Les secteurs des matières premières et de l’industrie suivent, bien que de loin, avec des performances plus modestes. Les biens de consommation courante, les services publics et l’immobilier affichent également des résultats positifs, tandis que la plupart des autres secteurs stagnent ou sont en territoire négatif. Le secteur financier est le plus touché, avec une baisse de 6 % depuis le début de l’année.
L’incertitude plane sur la durée du conflit. Initialement perçu comme une opération militaire rapide, le conflit en Iran en est désormais à son cinquième jour, et les perspectives d’une résolution rapide s’amenuisent. Les responsables américains et israéliens ont publiquement évoqué la possibilité d’une guerre de plusieurs semaines, voire de plusieurs mois. Le secrétaire à la Défense américain Pete Hegseth a même estimé que le conflit pourrait durer jusqu’à huit semaines.

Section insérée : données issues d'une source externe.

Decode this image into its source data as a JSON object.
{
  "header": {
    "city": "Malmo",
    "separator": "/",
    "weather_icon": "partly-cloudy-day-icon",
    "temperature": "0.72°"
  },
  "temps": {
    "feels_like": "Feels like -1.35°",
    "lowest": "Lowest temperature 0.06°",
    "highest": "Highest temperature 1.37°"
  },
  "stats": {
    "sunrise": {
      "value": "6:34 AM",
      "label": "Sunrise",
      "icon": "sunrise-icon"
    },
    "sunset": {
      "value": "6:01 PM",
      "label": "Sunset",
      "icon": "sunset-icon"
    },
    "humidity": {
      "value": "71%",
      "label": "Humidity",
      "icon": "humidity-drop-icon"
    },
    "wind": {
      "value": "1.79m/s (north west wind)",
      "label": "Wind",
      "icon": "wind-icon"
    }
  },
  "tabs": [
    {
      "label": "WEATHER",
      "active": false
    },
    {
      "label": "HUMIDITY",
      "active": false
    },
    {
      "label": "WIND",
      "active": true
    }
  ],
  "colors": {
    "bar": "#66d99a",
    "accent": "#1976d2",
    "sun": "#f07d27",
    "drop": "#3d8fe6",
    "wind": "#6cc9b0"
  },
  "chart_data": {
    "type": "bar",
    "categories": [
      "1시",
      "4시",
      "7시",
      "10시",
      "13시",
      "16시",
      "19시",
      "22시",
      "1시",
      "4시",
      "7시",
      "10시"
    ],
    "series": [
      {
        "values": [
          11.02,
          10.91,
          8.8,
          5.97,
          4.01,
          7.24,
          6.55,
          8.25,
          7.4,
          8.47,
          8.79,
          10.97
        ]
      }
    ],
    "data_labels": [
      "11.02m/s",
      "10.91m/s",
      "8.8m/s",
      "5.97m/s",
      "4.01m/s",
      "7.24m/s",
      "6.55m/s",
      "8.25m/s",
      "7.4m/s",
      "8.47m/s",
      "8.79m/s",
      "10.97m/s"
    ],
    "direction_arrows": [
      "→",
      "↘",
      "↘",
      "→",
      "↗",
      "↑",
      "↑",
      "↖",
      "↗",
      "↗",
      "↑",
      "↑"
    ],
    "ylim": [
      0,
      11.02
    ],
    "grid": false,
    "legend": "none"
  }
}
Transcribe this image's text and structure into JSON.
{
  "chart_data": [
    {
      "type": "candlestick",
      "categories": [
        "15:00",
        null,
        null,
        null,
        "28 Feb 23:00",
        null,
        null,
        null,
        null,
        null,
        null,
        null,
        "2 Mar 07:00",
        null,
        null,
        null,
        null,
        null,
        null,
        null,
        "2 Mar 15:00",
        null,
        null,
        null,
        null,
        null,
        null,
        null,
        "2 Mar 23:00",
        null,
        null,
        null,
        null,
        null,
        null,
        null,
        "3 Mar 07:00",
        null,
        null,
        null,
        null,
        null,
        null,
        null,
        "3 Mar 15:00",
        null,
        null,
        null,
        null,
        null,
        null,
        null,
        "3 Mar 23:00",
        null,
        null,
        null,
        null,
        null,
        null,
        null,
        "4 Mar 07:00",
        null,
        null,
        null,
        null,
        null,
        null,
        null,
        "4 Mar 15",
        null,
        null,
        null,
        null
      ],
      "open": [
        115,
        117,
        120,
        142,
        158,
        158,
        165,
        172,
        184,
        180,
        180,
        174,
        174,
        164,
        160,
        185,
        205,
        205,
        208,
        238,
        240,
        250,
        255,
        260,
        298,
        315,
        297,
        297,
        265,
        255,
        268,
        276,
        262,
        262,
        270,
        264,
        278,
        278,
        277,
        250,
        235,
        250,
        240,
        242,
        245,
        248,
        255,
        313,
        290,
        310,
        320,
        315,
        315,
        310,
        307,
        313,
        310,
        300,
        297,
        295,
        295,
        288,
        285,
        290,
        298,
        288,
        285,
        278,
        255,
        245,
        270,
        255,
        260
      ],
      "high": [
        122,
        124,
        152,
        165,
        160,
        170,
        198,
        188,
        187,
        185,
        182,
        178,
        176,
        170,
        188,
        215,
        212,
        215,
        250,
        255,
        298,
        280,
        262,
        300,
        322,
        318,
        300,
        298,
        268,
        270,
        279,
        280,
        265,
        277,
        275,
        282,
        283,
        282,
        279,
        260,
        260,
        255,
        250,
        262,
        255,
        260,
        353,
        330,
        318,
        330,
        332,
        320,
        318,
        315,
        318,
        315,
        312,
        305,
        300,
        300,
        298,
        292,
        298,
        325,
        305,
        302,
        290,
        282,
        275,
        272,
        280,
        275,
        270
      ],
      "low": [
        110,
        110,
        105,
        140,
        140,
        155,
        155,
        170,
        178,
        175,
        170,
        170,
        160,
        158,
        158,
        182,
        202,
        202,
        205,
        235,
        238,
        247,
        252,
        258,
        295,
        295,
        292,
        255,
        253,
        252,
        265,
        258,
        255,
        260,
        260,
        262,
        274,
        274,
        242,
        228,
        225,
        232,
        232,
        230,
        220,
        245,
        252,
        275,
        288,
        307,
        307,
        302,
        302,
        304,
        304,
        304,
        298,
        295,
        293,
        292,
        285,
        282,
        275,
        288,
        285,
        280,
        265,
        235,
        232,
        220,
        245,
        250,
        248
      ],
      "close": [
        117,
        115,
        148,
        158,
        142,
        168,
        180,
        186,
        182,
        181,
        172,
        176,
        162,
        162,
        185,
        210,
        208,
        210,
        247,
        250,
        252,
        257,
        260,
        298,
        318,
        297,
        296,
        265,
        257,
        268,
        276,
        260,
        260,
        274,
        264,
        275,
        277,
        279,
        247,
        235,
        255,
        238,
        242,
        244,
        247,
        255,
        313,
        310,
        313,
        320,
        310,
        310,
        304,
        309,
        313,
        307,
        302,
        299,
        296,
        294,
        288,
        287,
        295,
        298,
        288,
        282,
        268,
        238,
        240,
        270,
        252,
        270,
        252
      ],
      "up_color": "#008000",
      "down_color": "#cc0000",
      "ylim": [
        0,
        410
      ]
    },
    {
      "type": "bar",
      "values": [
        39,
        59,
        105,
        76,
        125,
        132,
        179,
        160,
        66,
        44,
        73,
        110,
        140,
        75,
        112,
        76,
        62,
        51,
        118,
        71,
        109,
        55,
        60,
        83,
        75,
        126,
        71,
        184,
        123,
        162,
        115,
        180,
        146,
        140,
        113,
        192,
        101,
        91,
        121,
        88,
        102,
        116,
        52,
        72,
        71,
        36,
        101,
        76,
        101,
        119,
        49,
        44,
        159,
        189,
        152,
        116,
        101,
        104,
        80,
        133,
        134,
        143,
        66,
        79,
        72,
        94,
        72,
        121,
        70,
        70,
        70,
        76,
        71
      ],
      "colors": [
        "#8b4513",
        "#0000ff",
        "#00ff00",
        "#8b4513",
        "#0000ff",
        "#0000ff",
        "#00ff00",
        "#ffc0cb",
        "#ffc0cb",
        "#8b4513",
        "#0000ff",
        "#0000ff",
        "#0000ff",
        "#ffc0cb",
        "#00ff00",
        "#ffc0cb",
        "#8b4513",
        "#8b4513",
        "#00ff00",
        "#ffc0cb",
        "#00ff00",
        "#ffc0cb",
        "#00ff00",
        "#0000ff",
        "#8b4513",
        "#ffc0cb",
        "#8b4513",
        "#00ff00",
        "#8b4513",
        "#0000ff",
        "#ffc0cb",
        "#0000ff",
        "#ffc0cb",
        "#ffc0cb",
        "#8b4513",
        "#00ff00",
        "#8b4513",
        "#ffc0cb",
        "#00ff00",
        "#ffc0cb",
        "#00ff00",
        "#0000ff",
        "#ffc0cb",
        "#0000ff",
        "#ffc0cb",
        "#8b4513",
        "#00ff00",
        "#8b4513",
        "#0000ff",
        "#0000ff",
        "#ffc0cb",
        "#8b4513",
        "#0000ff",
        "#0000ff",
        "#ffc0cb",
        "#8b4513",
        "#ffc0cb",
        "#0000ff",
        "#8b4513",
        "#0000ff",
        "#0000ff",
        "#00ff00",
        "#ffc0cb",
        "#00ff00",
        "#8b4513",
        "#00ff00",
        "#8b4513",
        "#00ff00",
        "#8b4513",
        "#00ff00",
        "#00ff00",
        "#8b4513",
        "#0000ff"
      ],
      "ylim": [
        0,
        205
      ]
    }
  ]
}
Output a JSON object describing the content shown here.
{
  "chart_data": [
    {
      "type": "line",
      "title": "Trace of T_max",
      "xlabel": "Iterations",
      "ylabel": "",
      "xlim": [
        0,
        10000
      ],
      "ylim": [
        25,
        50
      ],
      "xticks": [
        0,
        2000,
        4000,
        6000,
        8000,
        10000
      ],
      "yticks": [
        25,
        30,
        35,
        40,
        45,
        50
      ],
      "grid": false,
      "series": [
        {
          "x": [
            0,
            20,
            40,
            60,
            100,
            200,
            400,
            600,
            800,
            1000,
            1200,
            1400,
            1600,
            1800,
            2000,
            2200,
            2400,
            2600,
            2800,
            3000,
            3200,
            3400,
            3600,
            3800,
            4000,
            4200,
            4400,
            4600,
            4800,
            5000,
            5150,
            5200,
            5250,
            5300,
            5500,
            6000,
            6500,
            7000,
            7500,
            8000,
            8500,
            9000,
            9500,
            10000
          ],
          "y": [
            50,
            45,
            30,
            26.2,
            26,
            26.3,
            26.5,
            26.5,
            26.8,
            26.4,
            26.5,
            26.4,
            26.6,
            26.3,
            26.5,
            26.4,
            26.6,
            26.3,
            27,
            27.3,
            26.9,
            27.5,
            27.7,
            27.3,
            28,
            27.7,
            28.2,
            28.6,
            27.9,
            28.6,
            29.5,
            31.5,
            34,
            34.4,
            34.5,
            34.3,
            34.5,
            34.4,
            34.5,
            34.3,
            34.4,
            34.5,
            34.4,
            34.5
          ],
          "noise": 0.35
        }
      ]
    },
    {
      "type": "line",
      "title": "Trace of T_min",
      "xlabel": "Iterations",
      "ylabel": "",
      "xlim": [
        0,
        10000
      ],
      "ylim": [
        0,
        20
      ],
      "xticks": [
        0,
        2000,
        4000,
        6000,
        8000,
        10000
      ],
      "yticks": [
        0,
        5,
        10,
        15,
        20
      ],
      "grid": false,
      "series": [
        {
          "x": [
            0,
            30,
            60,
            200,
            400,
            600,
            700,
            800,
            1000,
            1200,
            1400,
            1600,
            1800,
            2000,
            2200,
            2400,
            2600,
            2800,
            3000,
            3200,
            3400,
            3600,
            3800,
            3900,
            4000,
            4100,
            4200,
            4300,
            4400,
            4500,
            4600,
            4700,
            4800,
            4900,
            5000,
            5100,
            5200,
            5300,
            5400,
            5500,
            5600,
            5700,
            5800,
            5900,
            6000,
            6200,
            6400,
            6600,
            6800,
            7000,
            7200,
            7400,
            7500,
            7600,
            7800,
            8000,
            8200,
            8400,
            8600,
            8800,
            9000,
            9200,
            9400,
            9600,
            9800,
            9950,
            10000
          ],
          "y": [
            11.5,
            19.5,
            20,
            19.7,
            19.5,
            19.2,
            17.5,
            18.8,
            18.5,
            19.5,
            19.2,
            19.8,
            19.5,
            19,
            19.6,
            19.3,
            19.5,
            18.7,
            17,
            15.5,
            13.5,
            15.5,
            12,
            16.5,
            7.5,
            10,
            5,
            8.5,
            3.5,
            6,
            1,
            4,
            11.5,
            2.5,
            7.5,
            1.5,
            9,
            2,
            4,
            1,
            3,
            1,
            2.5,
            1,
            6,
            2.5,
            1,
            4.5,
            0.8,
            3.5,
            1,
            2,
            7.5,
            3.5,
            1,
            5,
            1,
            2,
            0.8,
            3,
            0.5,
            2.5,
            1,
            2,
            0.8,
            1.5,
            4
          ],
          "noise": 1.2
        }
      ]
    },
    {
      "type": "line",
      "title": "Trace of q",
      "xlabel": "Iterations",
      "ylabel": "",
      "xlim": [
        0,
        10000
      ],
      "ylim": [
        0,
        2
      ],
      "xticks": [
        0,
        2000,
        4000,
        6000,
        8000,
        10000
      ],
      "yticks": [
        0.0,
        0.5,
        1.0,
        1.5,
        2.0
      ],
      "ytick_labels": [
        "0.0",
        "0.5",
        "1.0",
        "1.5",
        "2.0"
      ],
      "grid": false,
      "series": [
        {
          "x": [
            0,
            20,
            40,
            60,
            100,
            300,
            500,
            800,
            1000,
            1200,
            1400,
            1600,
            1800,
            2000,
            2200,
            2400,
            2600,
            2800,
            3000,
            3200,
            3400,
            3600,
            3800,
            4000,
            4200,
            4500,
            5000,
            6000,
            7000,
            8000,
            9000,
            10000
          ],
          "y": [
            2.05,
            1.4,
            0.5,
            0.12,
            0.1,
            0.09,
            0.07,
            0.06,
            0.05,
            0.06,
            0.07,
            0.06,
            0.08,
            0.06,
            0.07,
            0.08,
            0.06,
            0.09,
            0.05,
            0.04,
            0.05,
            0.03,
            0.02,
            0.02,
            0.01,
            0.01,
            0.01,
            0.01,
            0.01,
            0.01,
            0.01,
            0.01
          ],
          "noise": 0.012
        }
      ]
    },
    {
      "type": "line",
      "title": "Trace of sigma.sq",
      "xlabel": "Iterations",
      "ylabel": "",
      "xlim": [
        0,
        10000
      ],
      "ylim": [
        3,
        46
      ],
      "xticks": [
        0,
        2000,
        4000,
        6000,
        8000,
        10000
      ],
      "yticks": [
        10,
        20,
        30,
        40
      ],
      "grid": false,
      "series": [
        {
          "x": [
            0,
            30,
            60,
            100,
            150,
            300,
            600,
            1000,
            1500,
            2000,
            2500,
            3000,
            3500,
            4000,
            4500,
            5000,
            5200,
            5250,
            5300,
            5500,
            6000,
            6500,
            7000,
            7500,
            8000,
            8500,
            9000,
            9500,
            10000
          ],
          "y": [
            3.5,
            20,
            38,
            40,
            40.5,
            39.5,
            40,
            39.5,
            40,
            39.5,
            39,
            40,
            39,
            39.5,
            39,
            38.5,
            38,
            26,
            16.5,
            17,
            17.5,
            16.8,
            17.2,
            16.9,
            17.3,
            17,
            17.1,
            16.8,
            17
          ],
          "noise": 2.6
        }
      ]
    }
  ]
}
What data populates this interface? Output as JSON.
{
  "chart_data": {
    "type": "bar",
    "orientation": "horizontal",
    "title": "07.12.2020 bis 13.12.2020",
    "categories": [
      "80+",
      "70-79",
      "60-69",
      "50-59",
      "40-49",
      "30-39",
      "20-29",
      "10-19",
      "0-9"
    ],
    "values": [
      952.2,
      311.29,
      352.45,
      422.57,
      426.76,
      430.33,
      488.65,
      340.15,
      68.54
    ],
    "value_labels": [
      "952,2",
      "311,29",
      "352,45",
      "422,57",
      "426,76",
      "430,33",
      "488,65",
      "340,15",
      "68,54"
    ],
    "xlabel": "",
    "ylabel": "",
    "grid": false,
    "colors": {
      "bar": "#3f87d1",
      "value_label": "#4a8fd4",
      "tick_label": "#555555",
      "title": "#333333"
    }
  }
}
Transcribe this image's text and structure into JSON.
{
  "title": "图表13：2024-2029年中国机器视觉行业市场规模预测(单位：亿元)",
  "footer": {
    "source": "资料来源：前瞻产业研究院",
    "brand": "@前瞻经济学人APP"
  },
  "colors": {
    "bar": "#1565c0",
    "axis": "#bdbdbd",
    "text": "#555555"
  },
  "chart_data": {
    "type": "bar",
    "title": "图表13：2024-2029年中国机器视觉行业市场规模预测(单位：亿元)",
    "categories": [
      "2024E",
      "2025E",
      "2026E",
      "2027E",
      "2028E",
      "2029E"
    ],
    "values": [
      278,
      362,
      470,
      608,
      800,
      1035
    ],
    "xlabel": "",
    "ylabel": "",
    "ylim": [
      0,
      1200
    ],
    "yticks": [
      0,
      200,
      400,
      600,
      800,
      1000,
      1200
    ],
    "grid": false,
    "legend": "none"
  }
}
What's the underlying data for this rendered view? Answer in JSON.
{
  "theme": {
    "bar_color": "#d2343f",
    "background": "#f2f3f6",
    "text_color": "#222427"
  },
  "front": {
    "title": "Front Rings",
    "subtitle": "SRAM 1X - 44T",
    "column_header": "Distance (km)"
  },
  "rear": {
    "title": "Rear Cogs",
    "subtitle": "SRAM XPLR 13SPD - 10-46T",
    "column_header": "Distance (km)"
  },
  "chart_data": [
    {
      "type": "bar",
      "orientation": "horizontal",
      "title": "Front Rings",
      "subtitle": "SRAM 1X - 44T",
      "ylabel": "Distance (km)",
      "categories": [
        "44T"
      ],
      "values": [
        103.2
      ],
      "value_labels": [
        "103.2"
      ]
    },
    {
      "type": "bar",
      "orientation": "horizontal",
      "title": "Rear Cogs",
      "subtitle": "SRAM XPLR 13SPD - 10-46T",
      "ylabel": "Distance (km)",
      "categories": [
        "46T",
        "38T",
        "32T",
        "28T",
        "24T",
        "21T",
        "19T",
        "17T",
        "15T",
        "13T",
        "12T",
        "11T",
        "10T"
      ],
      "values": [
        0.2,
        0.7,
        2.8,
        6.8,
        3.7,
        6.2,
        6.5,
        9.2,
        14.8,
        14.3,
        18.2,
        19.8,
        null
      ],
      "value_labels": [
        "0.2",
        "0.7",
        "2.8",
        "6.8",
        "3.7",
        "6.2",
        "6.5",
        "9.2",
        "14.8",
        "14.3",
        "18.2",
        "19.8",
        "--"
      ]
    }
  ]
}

"Nous nous préparons pour plusieurs longues semaines", a reconnu un haut responsable militaire israélien.
Cette perspective d’une guerre prolongée alimente les inquiétudes des marchés. Rick de los Reyes, un gestionnaire de portefeuille sectoriel chez T. Rowe Price, souligne que "si la perturbation est relativement de courte durée, l’histoire suggère que les pics de prix liés aux tensions géopolitiques peuvent s’estomper une fois que l’incertitude commence à se dissiper. Mais si la production ou les exportations sont durablement perturbées, cela constituerait un véritable choc d’offre, avec des implications pour l’inflation, les anticipations de taux d’intérêt et la croissance mondiale."
L’évolution de la situation en Iran aura donc des répercussions sur l’inflation, la croissance économique, les taux d’intérêt et la performance des différents secteurs du marché. Pour l’instant, la seule certitude est que l’avenir est incertain. Les analystes reconnaissent que les scénarios plausibles sont nombreux, mais que les résultats finaux risquent de contredire les prévisions actuelles.
La volatilité des marchés devrait persister tant que la situation en Iran restera instable. Les investisseurs sont appelés à la prudence et à surveiller de près l’évolution du conflit.